I'm your typical quit-procrastinating, start-exercising, eat-better resolution kind of guy.
Sure, I put off starting my New Year’s transformation until after Jan. 1 (you know, all that football to watch and food to eat), but I begin with the best of intentions. Most of us do, as we pledge to quit ______ (insert bad habit), to start ______ (insert life-changing regimen) or to improve ______ (insert skill/role) in the New Year.
But filling in the blanks is a lot easier than fulfilling the promise. It’s like that for the city too, as this month we welcome Frank Jackson as the 56th mayor of Cleveland. The first populist mayor in a generation, Jackson has made heavy the scale against which his term will be weighed: “whether the least of us is better off because of what I do.”
As someone who came from the least of us, Jackson seems all too aware of how easily promises can be broken, explaining to associate editor Erick Trickey, “All I’m trying to do is make what we say and what we do the same thing.” (See “The Populist,” page 78.)

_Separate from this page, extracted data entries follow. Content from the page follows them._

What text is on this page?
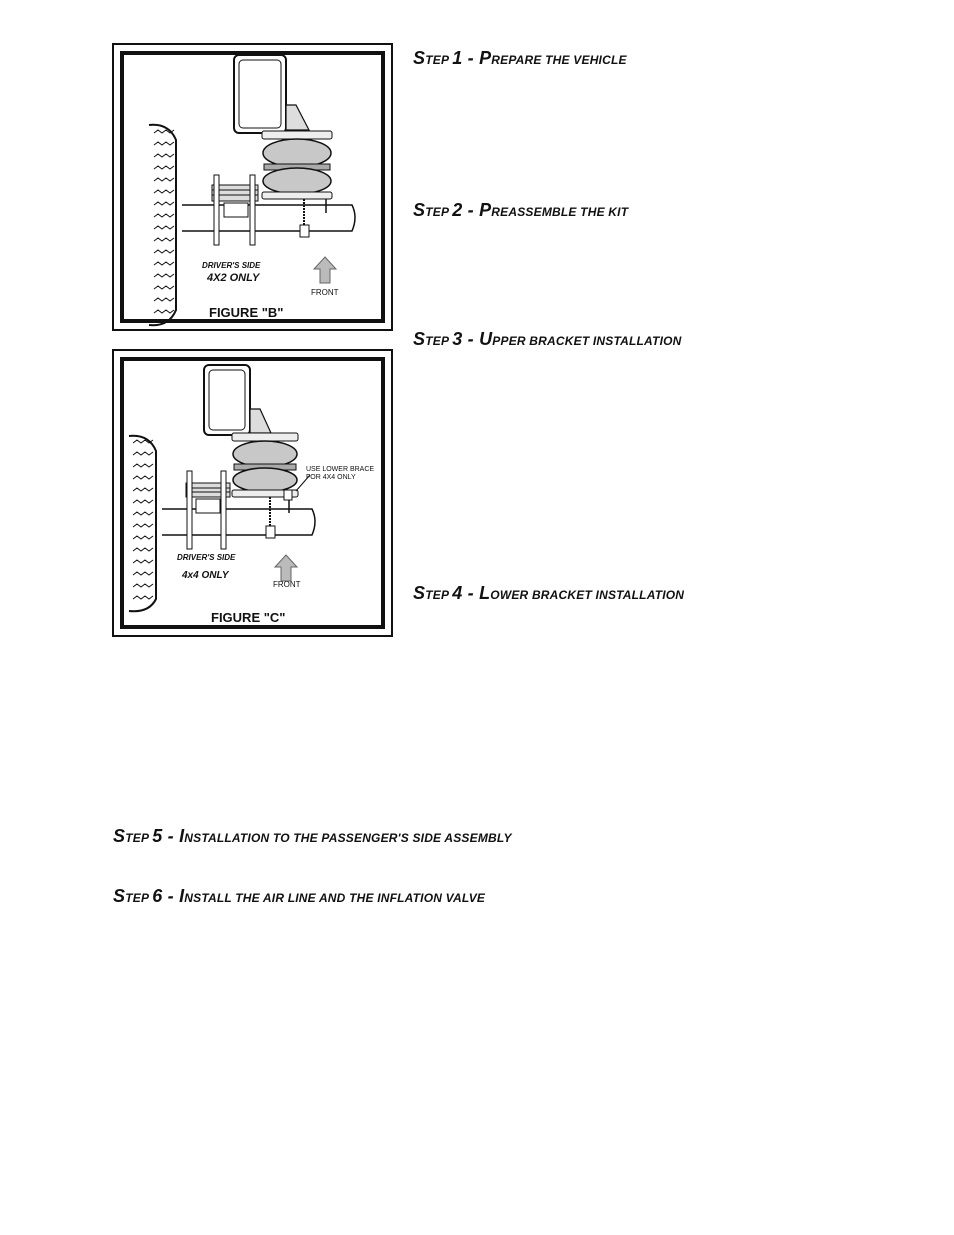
DRIVER'S SIDE
4X2 ONLY
FRONT
FIGURE "B"
USE LOWER BRACE
FOR 4X4 ONLY
DRIVER'S SIDE
4x4 ONLY
FRONT
FIGURE "C"
STEP 1 - PREPARE THE VEHICLE
STEP 2 - PREASSEMBLE THE KIT
STEP 3 - UPPER BRACKET INSTALLATION
STEP 4 - LOWER BRACKET INSTALLATION
STEP 5 - INSTALLATION TO THE PASSENGER'S SIDE ASSEMBLY
STEP 6 - INSTALL THE AIR LINE AND THE INFLATION VALVE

We hope he succeeds. The city needs a string of accomplishments, goals set and met, small or ambitious, to generate momentum and carry us forward.
With that in mind, we at Cleveland Magazine would like to suggest some resolutions for 2006 for the new administration and our residents.
Let’s strengthen our schools. Educating our children must be our first priority. It begins with the right choice for schools CEO and must serve every child.
Let’s put City Council on a diet and reduce its size from 21 to 11 members. With a goal of being more efficient, the fitter body should also be less parochial and better focused on broader issues.
Let’s quit giving people excuses to stay in the ’burbs. Encourage people to come downtown, suggests managing editor Jim Vickers: That means dropping talk of extending parking meter hours in nightlife districts (if the bad idea ever emerges again) and absolutely no more intersection cameras.
Let’s invigorate downtown with more people living, working and playing here. With new construction and former warehouses being rehabbed into apartments and condos all the time, living downtown is becoming cool. And as more amenities arrive, we should consider what else we can do — such as finding a regionally unique retail tenant for the former Higbee’s location on Public Square.
Let’s go green. No, we’re not talking eating more veggies here, but making Cleveland heathier by becoming more environmentally conscious in our business practices and our lives. Last year, Cleveland hired its first sustainability programs manager, Andrew Waterson (he’s one of our “Most Interesting People,” see page 96), to spearhead sustainability within city government and with like-minded community groups.
And yes, you can do something about this too, suggest Trickey and assistant editor Amber Matheson: Walk and bike more, use cars less. Long walks, bike rides and trips on the Rapid all clear your mind better than driving, and they clear the air around Cleveland, unclog its arteries and get blood pumping through under-exercised parts of town.
Let’s experience the whole city. It will help remedy our notorious inferiority complex and make us better promoters of what makes Cleveland special. Be a tourist in your own town, suggests associate editor Monica Arjev: Visit the brand-new money museum at the Federal Reserve Bank of Cleveland (see page 22) or the Maltz Museum of Jewish Heritage. Check out the latest exhibits at the Rock Hall, Great Lakes Science Center or HealthSpace Cleveland.
And let’s do better for ourselves by doing better for others, suggests associate editor Jacqueline Marino: Listen more. Let the words of others resonate once in a while. Don’t rush to fill the silence. Read more. When you engage with the written word, it sticks with you. It informs, connects and helps you find solutions. Volunteer for something. There’s no substitute to actually giving your time to a cause you believe in. Try to be the solution.
Because a better life and a better city is what we all want for the future.